Offering his reasons for the title of the book, Mr. Kanigel said it defined though in a narrow sense the intimacy with which Ramanujan worked with numbers and theorems; it was as if “he knew infinity as his homeland.”

Mr. Kanigel was amused by a suggestion to get Italian filmmaker Bernardo Bertolucci to make a film based on his biography and to a questioner, who wanted to know whether Ramanujan would have felt more comfortable and enjoyed greater creative freedom in the U.S. than in Cambridge, he said he would like to think that Ramanujan in the U.S. might have felt more at home and a little “less stiff.”

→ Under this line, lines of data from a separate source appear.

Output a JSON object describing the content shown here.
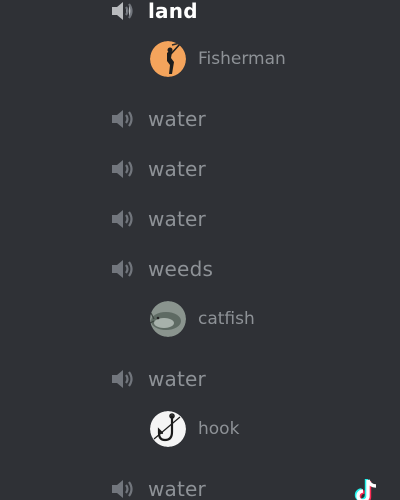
{
  "voice_channels": [
    {
      "label": "land",
      "active": true
    },
    {
      "label": "water"
    },
    {
      "label": "water"
    },
    {
      "label": "water"
    },
    {
      "label": "weeds"
    },
    {
      "label": "water"
    },
    {
      "label": "water"
    }
  ],
  "users": [
    {
      "name": "Fisherman",
      "avatar": "fisherman-silhouette-avatar"
    },
    {
      "name": "catfish",
      "avatar": "catfish-photo-avatar"
    },
    {
      "name": "hook",
      "avatar": "fishing-hook-avatar"
    }
  ],
  "icons": {
    "channel": "speaker-icon",
    "watermark": "tiktok-logo"
  },
  "colors": {
    "background": "#2f3136",
    "channel_text": "#8e9297",
    "active_text": "#ffffff",
    "fisherman_avatar_bg": "#f4a45c"
  }
}
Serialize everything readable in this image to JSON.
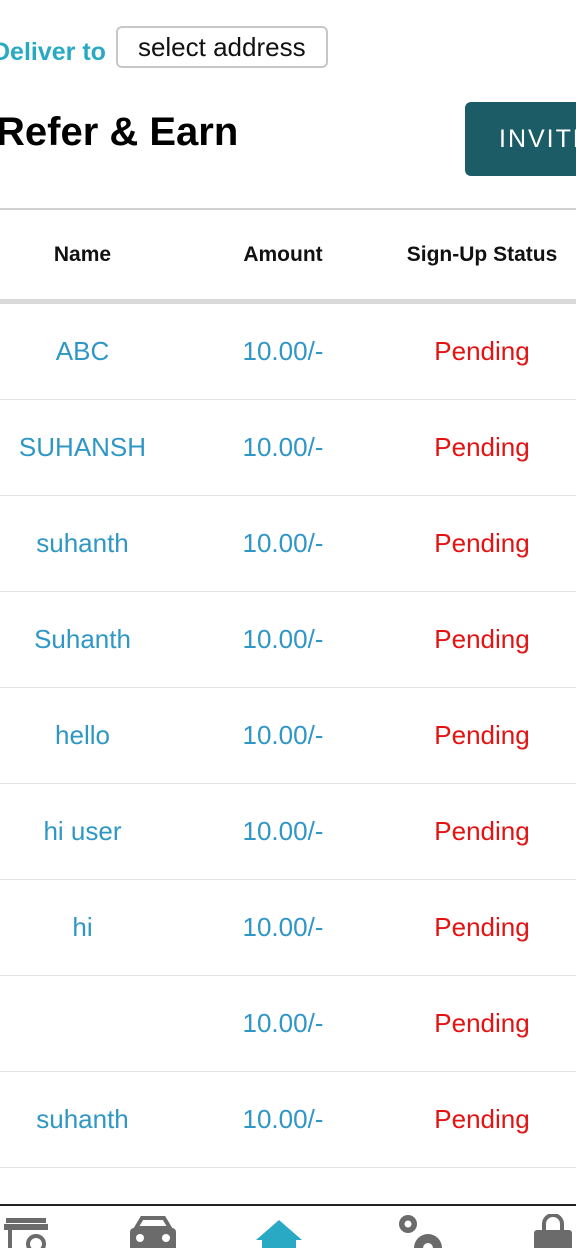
{
  "header": {
    "deliver_label": "Deliver to",
    "address_button": "select address",
    "title": "Refer & Earn",
    "invite_button": "INVITE"
  },
  "table": {
    "columns": [
      "Name",
      "Amount",
      "Sign-Up Status"
    ],
    "rows": [
      {
        "name": "ABC",
        "amount": "10.00/-",
        "status": "Pending"
      },
      {
        "name": "SUHANSH",
        "amount": "10.00/-",
        "status": "Pending"
      },
      {
        "name": "suhanth",
        "amount": "10.00/-",
        "status": "Pending"
      },
      {
        "name": "Suhanth",
        "amount": "10.00/-",
        "status": "Pending"
      },
      {
        "name": "hello",
        "amount": "10.00/-",
        "status": "Pending"
      },
      {
        "name": "hi user",
        "amount": "10.00/-",
        "status": "Pending"
      },
      {
        "name": "hi",
        "amount": "10.00/-",
        "status": "Pending"
      },
      {
        "name": "",
        "amount": "10.00/-",
        "status": "Pending"
      },
      {
        "name": "suhanth",
        "amount": "10.00/-",
        "status": "Pending"
      }
    ]
  },
  "bottom_nav": {
    "items": [
      {
        "icon": "store-icon"
      },
      {
        "icon": "car-icon"
      },
      {
        "icon": "home-icon",
        "active": true
      },
      {
        "icon": "settings-icon"
      },
      {
        "icon": "shopping-bag-icon"
      }
    ]
  },
  "colors": {
    "accent": "#29a9c4",
    "invite_bg": "#1b5c66",
    "link_blue": "#2f97c6",
    "pending_red": "#e51212",
    "nav_gray": "#6b6b6b"
  }
}
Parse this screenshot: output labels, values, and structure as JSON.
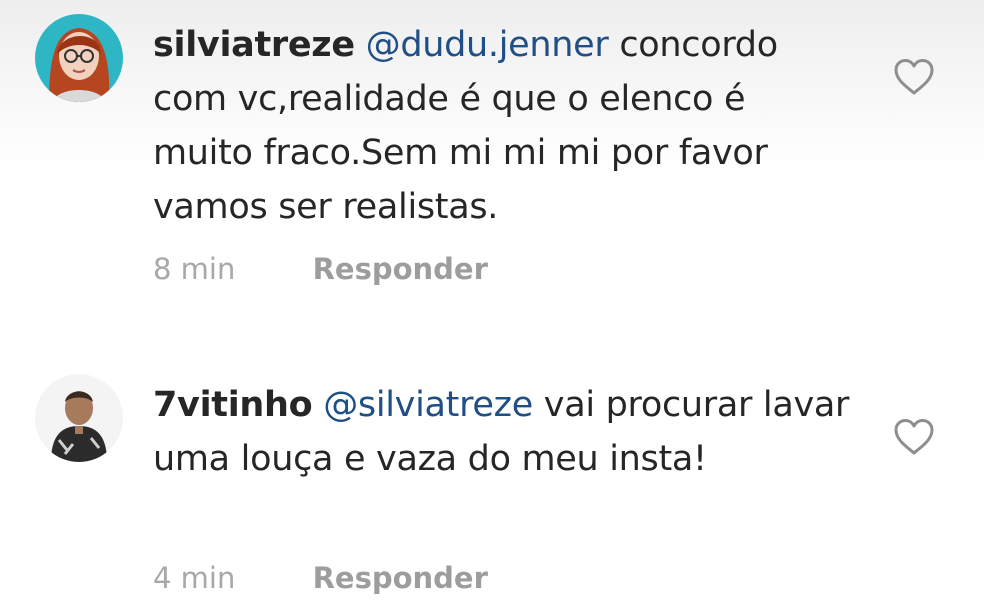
{
  "comments": [
    {
      "username": "silviatreze",
      "mention": "@dudu.jenner",
      "text": " concordo com vc,realidade é que o elenco é muito fraco.Sem mi mi mi por favor vamos ser realistas.",
      "time": "8 min",
      "reply_label": "Responder",
      "like_icon": "heart-outline-icon"
    },
    {
      "username": "7vitinho",
      "mention": "@silviatreze",
      "text": " vai procurar lavar uma louça e vaza do meu insta!",
      "time": "4 min",
      "reply_label": "Responder",
      "like_icon": "heart-outline-icon"
    }
  ],
  "colors": {
    "text": "#262626",
    "mention": "#1f4f86",
    "meta": "#a8a8a8"
  }
}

When someone wanted to know whether working on the biography on Ramanujan had in any way changed him as a person, he remarked in a lighter vein that the impact would have been more on his wife when he got immersed in work.

N. Ram, Editor-in-Chief of The Hindu, said Mr. Kanigel's biography on Ramanujan, which was first published in 1991 and has undergone several printings, was perhaps his best and most influential works.

Among the many features of this book was its perfectly legitimate practice of the art of narrative journalism, or the use of a novelistic imagination in bringing a story alive without ever crossing the line between fact and fiction, he said.

The biography counters the flatness of the picture of Ramanujan's origins and life in 19 century south India, locates him in everyday life, brings alive the emotional geography of family relationships and the imprint on a young man of the cultural ethos, religious values and rituals of the times.

Mariam Ram (TNQ Books and Journals) and Balasubramanian of the Institute of Mathematical Sciences also participated.